The HTM spatial pooler is designed to achieve a set of computational properties that support further downstream computations with SDRs. These properties include (1) preserving topology of the input space by mapping similar inputs to similar outputs, (2) continuously adapting to changing statistics of the input stream, (3) forming fixed sparsity representations, (4) being robust to noise, and (5) being fault tolerant. As an integral component of HTM, the outputs of the SP can be easily recognized by downstream neurons and contribute to improved performance in an end-to-end HTM system.
I agree absolutely with the need for a mechanism to combine or stack SDRs, but the SP is not it. A full HTM theory needs (at least) this further component, as well as models to deal with location and timing.
It seems this post is already past the idea of stacking spatial poolers and that it has been already demonstrated with interesting outputs (graphs above). I appreciate the suggestions/recommendations such as using another specialized component to recognize higher-order patterns and combining sdrs as inputs to the next layer/map. Could you also please share your insights if there are any as to why the stacked spatial poolers has these interesting outputs? As I’ve understand the OP is seeking some explanation as well about the demonstration. I’m also interested in other interpretations/analysis. Thanks.
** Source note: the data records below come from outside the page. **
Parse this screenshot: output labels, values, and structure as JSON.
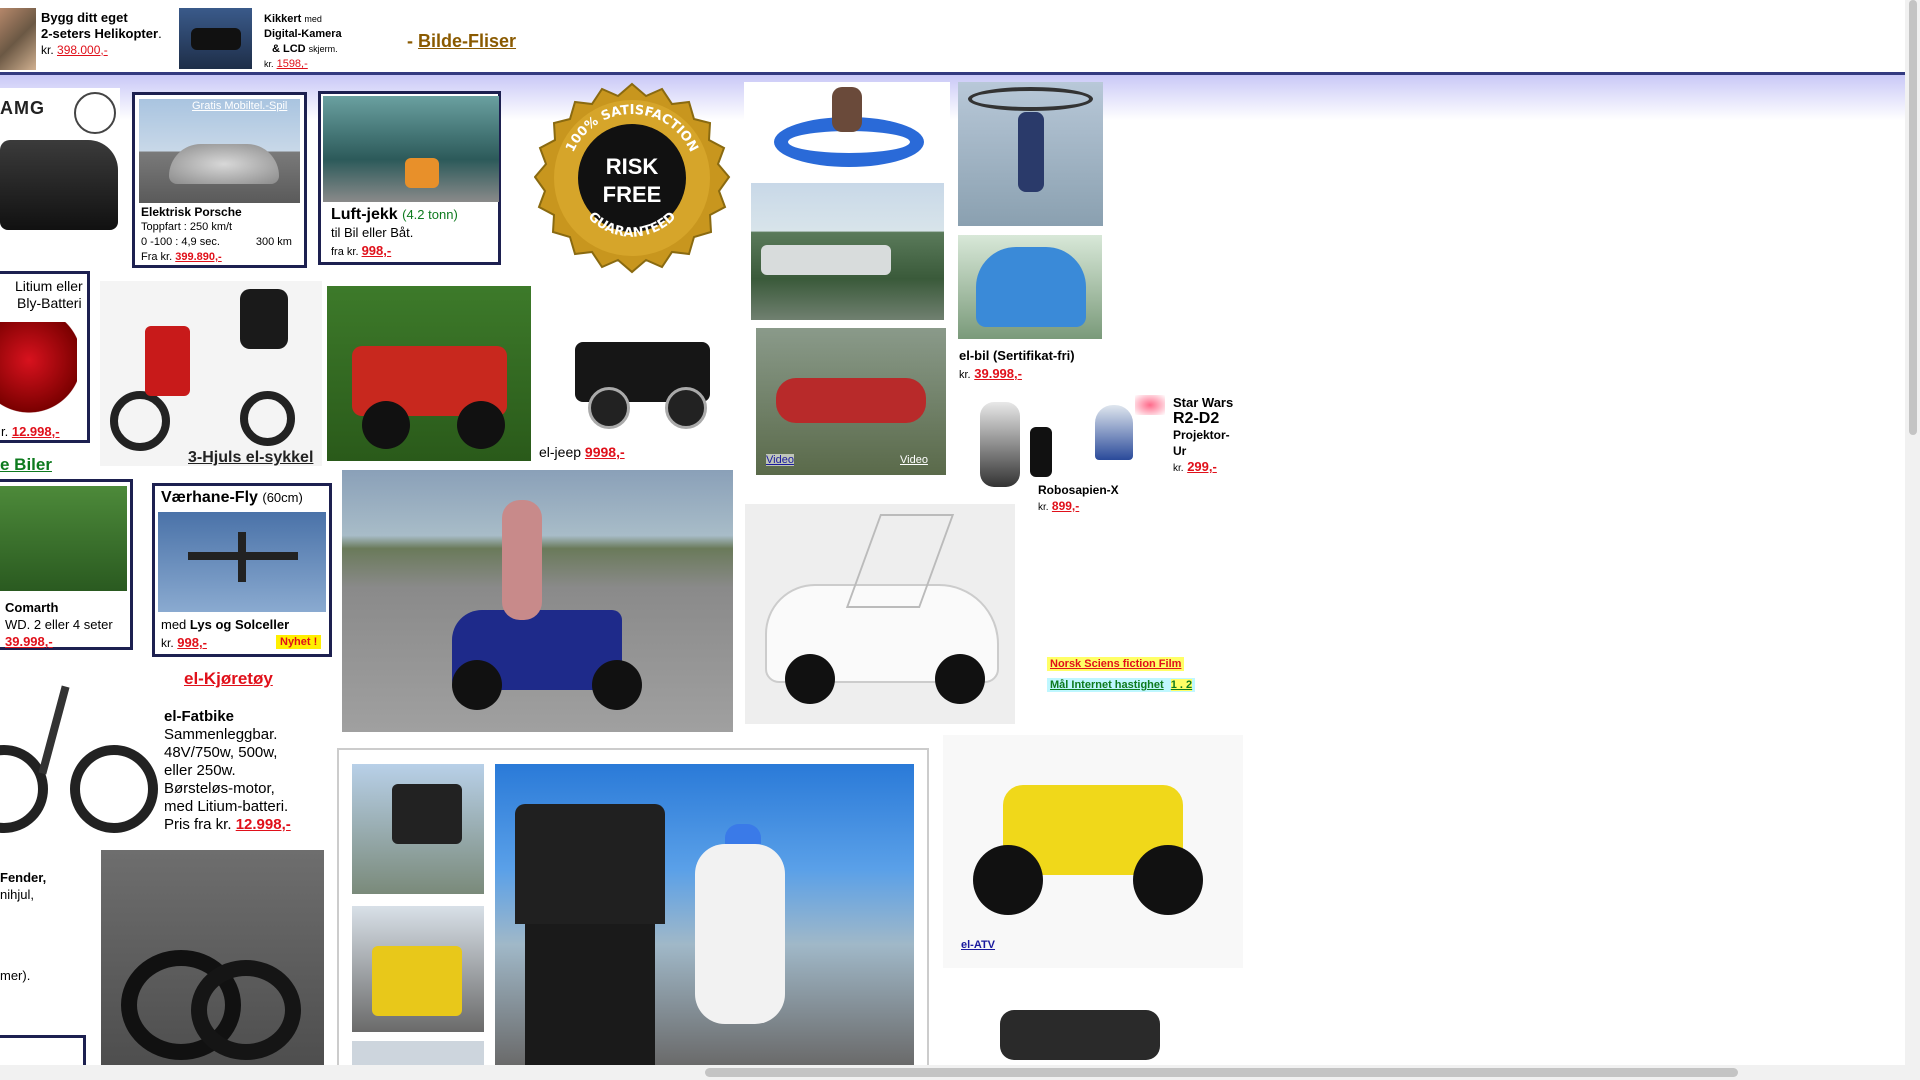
{
  "topbar": {
    "heli_title": "Bygg ditt eget",
    "heli_sub": "2-seters Helikopter",
    "heli_kr": "kr.",
    "heli_price": "398.000,-",
    "kikkert_title": "Kikkert",
    "kikkert_med": "med",
    "kikkert_line2": "Digital-Kamera",
    "kikkert_amp": "& LCD",
    "kikkert_skjerm": "skjerm.",
    "kikkert_kr": "kr.",
    "kikkert_price": "1598,-",
    "bilde_dash": "-",
    "bilde_link": "Bilde-Fliser"
  },
  "col1": {
    "amg_text": "AMG",
    "lit_line1": "Litium eller",
    "lit_line2": "Bly-Batteri",
    "lit_kr": "r.",
    "lit_price": "12.998,-",
    "biler_link": "e Biler",
    "comarth_title": "Comarth",
    "comarth_sub": "WD. 2 eller 4 seter",
    "comarth_price": "39.998,-",
    "fender_title": "Fender,",
    "fender_line": "nihjul,",
    "fender_line3": "mer)."
  },
  "porsche": {
    "ribbon": "Gratis Mobiltel.-Spil",
    "title": "Elektrisk Porsche",
    "line1": "Toppfart : 250 km/t",
    "line2": "0 -100 : 4,9 sec.",
    "line2b": "300 km",
    "line3": "Fra kr.",
    "price": "399.890,-"
  },
  "jekk": {
    "title": "Luft-jekk",
    "tonn": "(4.2 tonn)",
    "line1": "til Bil eller Båt.",
    "fra": "fra kr.",
    "price": "998,-"
  },
  "badge": {
    "ring_top": "100% SATISFACTION",
    "ring_bottom": "GUARANTEED",
    "line1": "RISK",
    "line2": "FREE"
  },
  "trike": {
    "label": "3-Hjuls el-sykkel"
  },
  "jeep": {
    "label": "el-jeep",
    "price": "9998,-"
  },
  "fly": {
    "title": "Værhane-Fly",
    "size": "(60cm)",
    "med": "med",
    "lys": "Lys og Solceller",
    "kr": "kr.",
    "price": "998,-",
    "nyhet": "Nyhet !"
  },
  "kjoretoy": {
    "label": "el-Kjøretøy"
  },
  "fatbike": {
    "title": "el-Fatbike",
    "lines": [
      "Sammenleggbar.",
      "48V/750w, 500w,",
      "eller 250w.",
      "Børsteløs-motor,",
      "med Litium-batteri."
    ],
    "pris": "Pris fra kr.",
    "price": "12.998,-"
  },
  "videos": {
    "v1": "Video",
    "v2": "Video"
  },
  "elbil": {
    "title": "el-bil (Sertifikat-fri)",
    "kr": "kr.",
    "price": "39.998,-"
  },
  "robo": {
    "name": "Robosapien-X",
    "kr": "kr.",
    "price": "899,-",
    "sw1": "Star Wars",
    "sw2": "R2-D2",
    "sw3": "Projektor-",
    "sw4": "Ur",
    "sw_kr": "kr.",
    "sw_price": "299,-"
  },
  "links": {
    "scifi": "Norsk Sciens fiction Film",
    "speed": "Mål Internet hastighet",
    "speed_nums": "1 . 2"
  },
  "atv": {
    "label": "el-ATV"
  }
}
The corticocortical axons shown above are projections to other maps in the cortex. This is how one map talks to another. In the population of neurons in the cortex the projected map-to-map axon reaches the new map and turns upward to go through all layers, possibly making contact with proximal dendrites to end up in layer 1, the dendrites of the apical layer. See the corticocortical fiber in blue shown here.
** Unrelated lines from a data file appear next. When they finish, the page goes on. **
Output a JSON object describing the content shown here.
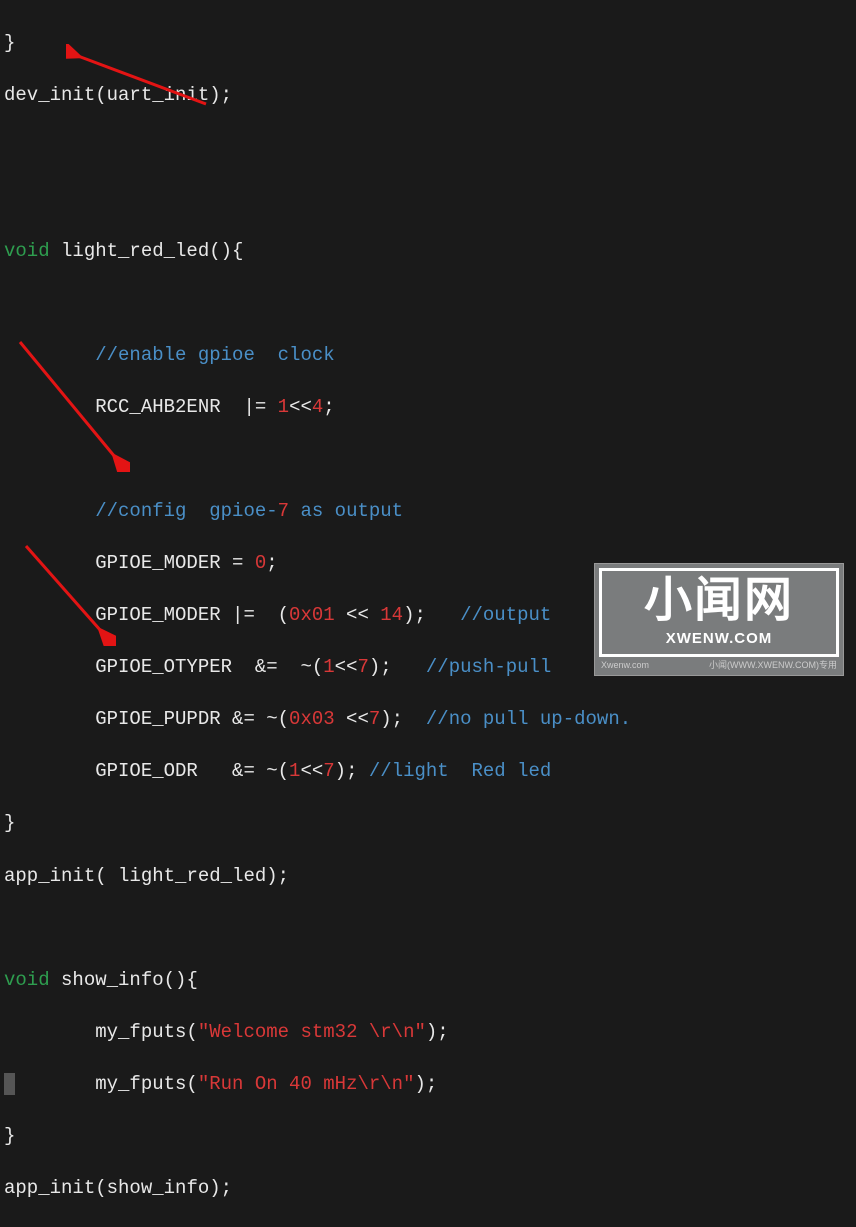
{
  "code": {
    "l1": "}",
    "l2a": "dev_init",
    "l2b": "(",
    "l2c": "uart_init",
    "l2d": ");",
    "l3": "",
    "l4": "",
    "l5a": "void",
    "l5b": " light_red_led",
    "l5c": "(){",
    "l6": "",
    "l7": "        //enable gpioe  clock",
    "l8a": "        RCC_AHB2ENR  |= ",
    "l8b": "1",
    "l8c": "<<",
    "l8d": "4",
    "l8e": ";",
    "l9": "",
    "l10a": "        //config  gpioe-",
    "l10b": "7",
    "l10c": " as output",
    "l11a": "        GPIOE_MODER = ",
    "l11b": "0",
    "l11c": ";",
    "l12a": "        GPIOE_MODER |=  (",
    "l12b": "0x01",
    "l12c": " << ",
    "l12d": "14",
    "l12e": ");   ",
    "l12f": "//output",
    "l13a": "        GPIOE_OTYPER  &=  ~(",
    "l13b": "1",
    "l13c": "<<",
    "l13d": "7",
    "l13e": ");   ",
    "l13f": "//push-pull",
    "l14a": "        GPIOE_PUPDR &= ~(",
    "l14b": "0x03",
    "l14c": " <<",
    "l14d": "7",
    "l14e": ");  ",
    "l14f": "//no pull up-down.",
    "l15a": "        GPIOE_ODR   &= ~(",
    "l15b": "1",
    "l15c": "<<",
    "l15d": "7",
    "l15e": "); ",
    "l15f": "//light  Red led",
    "l16": "}",
    "l17a": "app_init",
    "l17b": "( ",
    "l17c": "light_red_led",
    "l17d": ");",
    "l18": "",
    "l19a": "void",
    "l19b": " show_info",
    "l19c": "(){",
    "l20a": "        my_fputs(",
    "l20b": "\"Welcome stm32 \\r\\n\"",
    "l20c": ");",
    "l21a": "        my_fputs(",
    "l21b": "\"Run On 40 mHz\\r\\n\"",
    "l21c": ");",
    "l22": "}",
    "l23a": "app_init",
    "l23b": "(",
    "l23c": "show_info",
    "l23d": ");"
  },
  "watermark": {
    "cn": "小闻网",
    "en": "XWENW.COM",
    "footer_left": "Xwenw.com",
    "footer_right": "小闻(WWW.XWENW.COM)专用"
  }
}
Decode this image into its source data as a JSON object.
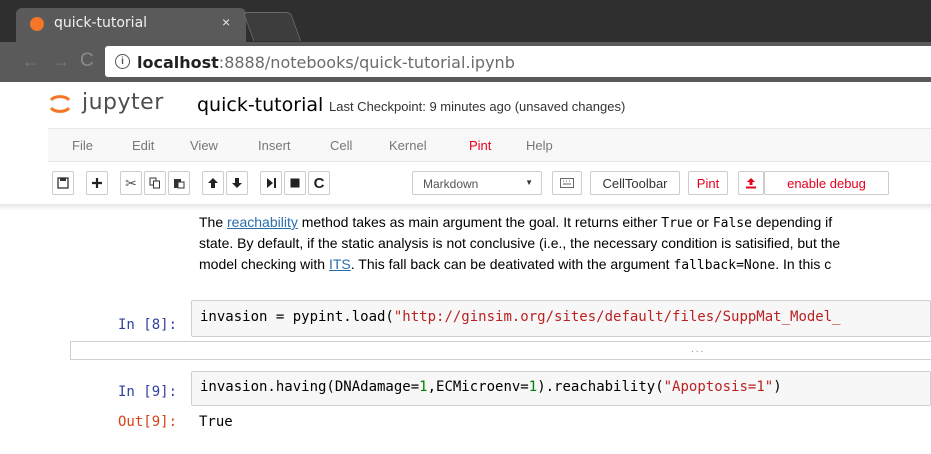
{
  "browser": {
    "tab_title": "quick-tutorial",
    "tab_close": "×",
    "url_host": "localhost",
    "url_path": ":8888/notebooks/quick-tutorial.ipynb",
    "info_glyph": "i"
  },
  "jupyter": {
    "logo_text": "jupyter",
    "notebook_name": "quick-tutorial",
    "checkpoint": "Last Checkpoint: 9 minutes ago (unsaved changes)"
  },
  "menu": [
    "File",
    "Edit",
    "View",
    "Insert",
    "Cell",
    "Kernel",
    "Pint",
    "Help"
  ],
  "toolbar": {
    "cell_type": "Markdown",
    "celltoolbar_label": "CellToolbar",
    "pint_label": "Pint",
    "enable_debug_label": "enable debug"
  },
  "markdown": {
    "line1_pre": "The ",
    "line1_link": "reachability",
    "line1_mid": " method takes as main argument the goal. It returns either ",
    "line1_true": "True",
    "line1_or": " or ",
    "line1_false": "False",
    "line1_post": " depending if",
    "line2": "state. By default, if the static analysis is not conclusive (i.e., the necessary condition is satisified, but the",
    "line3_pre": "model checking with ",
    "line3_link": "ITS",
    "line3_mid": ". This fall back can be deativated with the argument ",
    "line3_code": "fallback=None",
    "line3_post": ". In this c"
  },
  "cells": {
    "c8": {
      "prompt": "In [8]:",
      "code_a": "invasion = pypint.load(",
      "code_str": "\"http://ginsim.org/sites/default/files/SuppMat_Model_"
    },
    "c8_out_dots": "...",
    "c9": {
      "prompt": "In [9]:",
      "code_a": "invasion.having(DNAdamage=",
      "code_n1": "1",
      "code_b": ",ECMicroenv=",
      "code_n2": "1",
      "code_c": ").reachability(",
      "code_str": "\"Apoptosis=1\"",
      "code_d": ")"
    },
    "out9": {
      "prompt": "Out[9]:",
      "value": "True"
    }
  },
  "colors": {
    "pint_red": "#e6001e",
    "prompt_in": "#303f9f",
    "prompt_out": "#d84315",
    "string": "#ba2121",
    "number": "#008000",
    "link": "#296eaa"
  }
}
Note the green basket cell in the image above. It is mostly ignored in portrayals by Numenta, mentioned in passing as inhibitory interneurons to be simulated by k-winner. The extent shown below is roughly what would be excited by the lateral axonal projections from this cell - in a circular pattern around the cell.
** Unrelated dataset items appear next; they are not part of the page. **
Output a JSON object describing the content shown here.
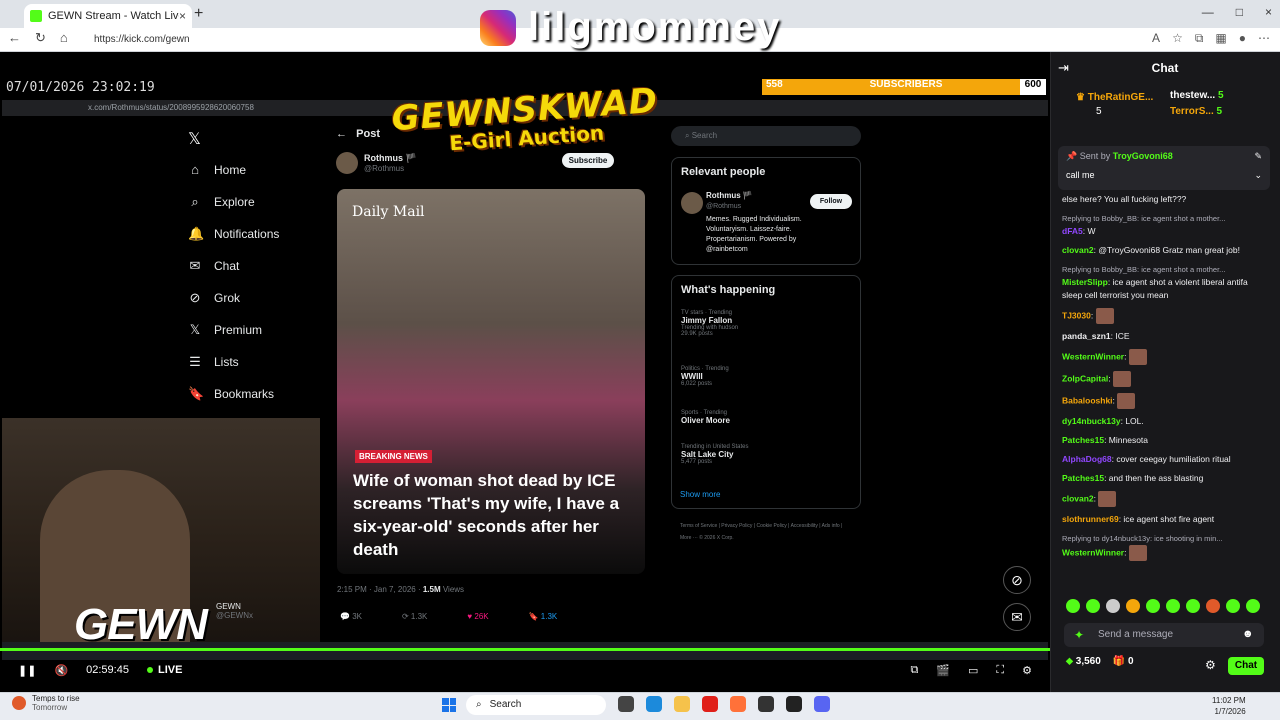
{
  "browser": {
    "tab_title": "GEWN Stream - Watch Live on Kick",
    "tab_close": "×",
    "new_tab": "+",
    "url": "https://kick.com/gewn",
    "window_controls": [
      "—",
      "□",
      "×"
    ]
  },
  "overlay": {
    "instagram_handle": "lilgmommey",
    "clock": "07/01/2026 23:02:19",
    "sub_left": "558",
    "sub_label": "SUBSCRIBERS",
    "sub_right": "600",
    "title_line1": "GEWNSKWAD",
    "title_line2": "E-Girl Auction",
    "logo": "GEWN"
  },
  "inner_browser": {
    "url": "x.com/Rothmus/status/2008995928620060758"
  },
  "x_page": {
    "logo": "𝕏",
    "nav": [
      {
        "icon": "⌂",
        "label": "Home"
      },
      {
        "icon": "⌕",
        "label": "Explore"
      },
      {
        "icon": "🔔",
        "label": "Notifications"
      },
      {
        "icon": "✉",
        "label": "Chat"
      },
      {
        "icon": "⊘",
        "label": "Grok"
      },
      {
        "icon": "𝕏",
        "label": "Premium"
      },
      {
        "icon": "☰",
        "label": "Lists"
      },
      {
        "icon": "🔖",
        "label": "Bookmarks"
      }
    ],
    "post_header": "Post",
    "author_name": "Rothmus 🏴",
    "author_handle": "@Rothmus",
    "subscribe": "Subscribe",
    "image_source": "Daily Mail",
    "breaking": "BREAKING NEWS",
    "headline": "Wife of woman shot dead by ICE screams 'That's my wife, I have a six-year-old' seconds after her death",
    "meta_time": "2:15 PM · Jan 7, 2026 · ",
    "meta_views_num": "1.5M",
    "meta_views": " Views",
    "actions": [
      "3K",
      "1.3K",
      "26K",
      "1.3K"
    ],
    "search_placeholder": "Search",
    "relevant_title": "Relevant people",
    "rel_name": "Rothmus 🏴",
    "rel_handle": "@Rothmus",
    "rel_bio": "Memes. Rugged Individualism. Voluntaryism. Laissez-faire. Propertarianism. Powered by @rainbetcom",
    "follow": "Follow",
    "happening_title": "What's happening",
    "trends": [
      {
        "ctx": "TV stars · Trending",
        "name": "Jimmy Fallon",
        "extra": "Trending with hudson",
        "posts": "29.9K posts"
      },
      {
        "ctx": "Politics · Trending",
        "name": "WWIII",
        "extra": "",
        "posts": "6,022 posts"
      },
      {
        "ctx": "Sports · Trending",
        "name": "Oliver Moore",
        "extra": "",
        "posts": ""
      },
      {
        "ctx": "Trending in United States",
        "name": "Salt Lake City",
        "extra": "",
        "posts": "5,477 posts"
      }
    ],
    "show_more": "Show more",
    "footer": "Terms of Service | Privacy Policy | Cookie Policy | Accessibility | Ads info | More ··· © 2026 X Corp.",
    "bottom_user": "GEWN",
    "bottom_handle": "@GEWNx"
  },
  "player": {
    "time": "02:59:45",
    "live": "LIVE"
  },
  "chat": {
    "title": "Chat",
    "gifters": [
      {
        "name": "TheRatinGE...",
        "count": "5"
      },
      {
        "name": "thestew...",
        "count": "5"
      },
      {
        "name": "TerrorS...",
        "count": "5"
      }
    ],
    "pinned_sent": "Sent by",
    "pinned_user": "TroyGovoni68",
    "pinned_msg": "call me",
    "messages": [
      {
        "reply": "",
        "user": "",
        "color": "#efeff1",
        "text": "else here? You all fucking left???"
      },
      {
        "reply": "Replying to Bobby_BB: ice agent shot a mother...",
        "user": "dFA5",
        "color": "#9147ff",
        "text": "W"
      },
      {
        "reply": "",
        "user": "clovan2",
        "color": "#53fc18",
        "text": "@TroyGovoni68 Gratz man great job!"
      },
      {
        "reply": "Replying to Bobby_BB: ice agent shot a mother...",
        "user": "MisterSlipp",
        "color": "#53fc18",
        "text": "ice agent shot a violent liberal antifa sleep cell terrorist you mean"
      },
      {
        "reply": "",
        "user": "TJ3030",
        "color": "#f4a60b",
        "text": ""
      },
      {
        "reply": "",
        "user": "panda_szn1",
        "color": "#efeff1",
        "text": "ICE"
      },
      {
        "reply": "",
        "user": "WesternWinner",
        "color": "#53fc18",
        "text": ""
      },
      {
        "reply": "",
        "user": "ZolpCapital",
        "color": "#53fc18",
        "text": ""
      },
      {
        "reply": "",
        "user": "Babalooshki",
        "color": "#f4a60b",
        "text": ""
      },
      {
        "reply": "",
        "user": "dy14nbuck13y",
        "color": "#53fc18",
        "text": "LOL."
      },
      {
        "reply": "",
        "user": "Patches15",
        "color": "#53fc18",
        "text": "Minnesota"
      },
      {
        "reply": "",
        "user": "AlphaDog68",
        "color": "#9147ff",
        "text": "cover ceegay humiliation ritual"
      },
      {
        "reply": "",
        "user": "Patches15",
        "color": "#53fc18",
        "text": "and then the ass blasting"
      },
      {
        "reply": "",
        "user": "clovan2",
        "color": "#53fc18",
        "text": ""
      },
      {
        "reply": "",
        "user": "slothrunner69",
        "color": "#f4a60b",
        "text": "ice agent shot fire agent"
      },
      {
        "reply": "Replying to dy14nbuck13y: ice shooting in min...",
        "user": "WesternWinner",
        "color": "#53fc18",
        "text": ""
      }
    ],
    "input_placeholder": "Send a message",
    "viewers": "3,560",
    "points": "0",
    "chat_button": "Chat"
  },
  "taskbar": {
    "weather_title": "Temps to rise",
    "weather_sub": "Tomorrow",
    "search": "Search",
    "time": "11:02 PM",
    "date": "1/7/2026"
  }
}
Another aspect that seems to be described but seldom portrayed is how utterly dense all this is and the relative scale of a SDR to this whole structure. Let’s start with adding the basket cells:
If a lateral axon stimulates a basket cell as it goes through it goes off like a bomb, sending inhibitory signals to all the pyramidal cells within its reach. I did not put in pyramid cells from other column as the picture would be solid red vertical lines. Note that since these lateral axons start below the basket cell but reach up into them for a relatively far distance it affects many other surrounding cells but does not turn itself off. This give the classic center on/surround off that is so widely documented. All the cells receiving some stimulus from axons are firing and trying to suppress neighbors all at the same time. Only the cells with the strongest input win this competition and stay active. The rest are shut down. Note the large spatial extent of lateral axonal projections; about 3 millimeters maximum. Compare this to the much smaller reach of a dendrite where the SDR is formed. All of an SDR is formed on a single dendrite; very small in relation to the finished spatial pooler action.
@david.pfx Note that this is not just the input from the senses - this is in all cortex, in all maps. HTM is the universal computation of the entire cortex.
This is incorrect. It can process any type of binary input, whether it be sensory input or output from other parts of the brain. It can be an SDR or a dense array (although SDRs are better) as long as it contains consistently encoded semantic information. A primary strength of Spatial Pooling is that is it does not know anything about the structure of its input. It learns that over time.